When an event like this gains traction in Miami, it usually does so because several worlds begin touching at once: celebrity, philanthropy, local media, brand leadership and community engagement. Strada’s presence in Miami radio, particularly at a station that is publicly promoting the brunch, is one more sign that this is not being treated as just another date on the social calendar. It is moving through the same cultural channels that help define what South Florida pays attention to.  

That is a meaningful piece of the puzzle.

It also says something about where Trina appears to be placing her energy. The public push around Motherhood & Mimosas is not centered only on celebrity draw. It leans heavily into themes of womanhood, motherhood, resilience, recognition and legacy. The Diamond Doll Foundation branding reinforces that broader mission, and the repeated emphasis on impact suggests Trina is using the event to stretch her community-facing work beyond entertainment and into a more structured philanthropic space.  

That is not a small pivot.

For years, celebrity-hosted community events have lived or died on authenticity. Audiences can usually tell the difference between a sincere initiative and a photo-op with a sponsor attached. The language around this brunch — from the official event descriptions to the foundation messaging and honoree announcements — is trying to place the event in the first category. It is selling not just access, but affirmation. Not just a room, but a reason for the room to matter.  

And in a city like Miami, where image can sometimes outrun substance, that is a notable bet.

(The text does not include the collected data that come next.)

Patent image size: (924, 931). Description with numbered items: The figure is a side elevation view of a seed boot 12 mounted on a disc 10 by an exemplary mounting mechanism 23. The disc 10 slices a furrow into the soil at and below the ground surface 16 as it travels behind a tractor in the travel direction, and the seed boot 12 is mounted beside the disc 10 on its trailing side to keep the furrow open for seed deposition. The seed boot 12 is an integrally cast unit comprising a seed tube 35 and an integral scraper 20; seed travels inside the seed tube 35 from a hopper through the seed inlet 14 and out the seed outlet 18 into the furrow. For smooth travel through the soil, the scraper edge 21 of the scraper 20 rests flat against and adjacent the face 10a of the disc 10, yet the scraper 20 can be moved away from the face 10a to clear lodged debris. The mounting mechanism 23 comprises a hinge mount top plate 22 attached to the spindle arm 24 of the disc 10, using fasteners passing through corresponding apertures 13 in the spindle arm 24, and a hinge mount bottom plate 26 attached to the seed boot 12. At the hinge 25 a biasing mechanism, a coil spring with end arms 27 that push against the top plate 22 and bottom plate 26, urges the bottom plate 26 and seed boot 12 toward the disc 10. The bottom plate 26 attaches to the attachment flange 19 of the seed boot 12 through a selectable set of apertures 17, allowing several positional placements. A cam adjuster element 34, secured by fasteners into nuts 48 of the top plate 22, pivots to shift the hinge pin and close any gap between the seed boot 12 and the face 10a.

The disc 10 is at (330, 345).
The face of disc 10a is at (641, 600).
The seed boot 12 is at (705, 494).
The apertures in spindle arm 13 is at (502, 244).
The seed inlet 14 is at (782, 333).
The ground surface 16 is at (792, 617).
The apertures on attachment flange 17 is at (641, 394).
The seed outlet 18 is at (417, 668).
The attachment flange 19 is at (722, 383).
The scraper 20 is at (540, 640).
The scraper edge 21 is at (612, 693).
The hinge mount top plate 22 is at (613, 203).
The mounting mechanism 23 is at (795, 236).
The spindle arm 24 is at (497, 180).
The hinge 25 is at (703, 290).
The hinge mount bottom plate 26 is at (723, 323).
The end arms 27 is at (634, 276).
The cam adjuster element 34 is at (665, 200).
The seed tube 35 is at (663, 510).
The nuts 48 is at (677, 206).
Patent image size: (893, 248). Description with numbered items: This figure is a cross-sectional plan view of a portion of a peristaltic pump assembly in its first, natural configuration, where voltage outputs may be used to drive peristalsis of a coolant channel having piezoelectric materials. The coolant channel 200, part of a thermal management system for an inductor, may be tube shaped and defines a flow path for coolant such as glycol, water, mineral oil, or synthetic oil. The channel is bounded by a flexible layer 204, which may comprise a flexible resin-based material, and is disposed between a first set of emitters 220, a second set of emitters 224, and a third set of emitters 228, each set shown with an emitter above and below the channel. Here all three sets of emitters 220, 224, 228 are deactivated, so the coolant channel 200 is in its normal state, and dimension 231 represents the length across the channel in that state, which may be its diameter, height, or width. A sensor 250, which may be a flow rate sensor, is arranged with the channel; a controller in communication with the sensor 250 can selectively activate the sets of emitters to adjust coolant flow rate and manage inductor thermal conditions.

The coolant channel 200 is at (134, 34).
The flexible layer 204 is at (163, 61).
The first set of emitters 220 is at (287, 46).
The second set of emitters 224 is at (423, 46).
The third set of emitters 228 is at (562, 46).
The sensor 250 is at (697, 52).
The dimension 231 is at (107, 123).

The timing works in its favor too. A May event tied to motherhood gives the brunch a natural emotional center, but the execution seems aimed at something broader than a seasonal tribute. The structure of the event — speakers, awards, networking and curated recognition — suggests the organizers want it to function as a relationship-building hub as much as a celebration.  

That is likely why the event has started drawing attention from women across different lanes — media, business, entertainment and advocacy. The draw is not simply Trina the artist. It is Trina the convener.

And that may be the bigger story here.

Miami has long had powerful women moving culture, but not every city space consistently reflects that reality in a way that feels intentional. A recurring event that openly celebrates mothers, honors female leadership and turns that into a recognizable community brand has the potential to outgrow the brunch label very quickly.

That is where legacy enters the conversation.

Not legacy in the vague, overused sense. Legacy in the practical sense — building something repeatable, visible and useful. Something that creates recognition for women in real time and adds continuity from one year to the next. Something that can keep drawing names, attention and institutional support.

In that context, Jill Strada-Dupree’s connection is less about a headlining role and more about the ecosystem around the event. Miami radio, especially through The Beat, remains one of the city’s loudest amplifiers for culture-driven happenings. With Strada helping steer that brand locally, the overlap becomes part of the wider picture: this is the kind of event that lives at the intersection of media power, community engagement and cultural influence.  

So yes, this is a brunch.

But it is also a signal.

A signal that Trina and the Diamond Doll Foundation are trying to build something sturdier than an afternoon out. A signal that women-centered events in Miami can still carry purpose without losing style. And a signal that when the right names, platforms and community channels line up, a local event can start to look like something much bigger than a calendar listing.

On May 2, Miami will get another look at what that can be.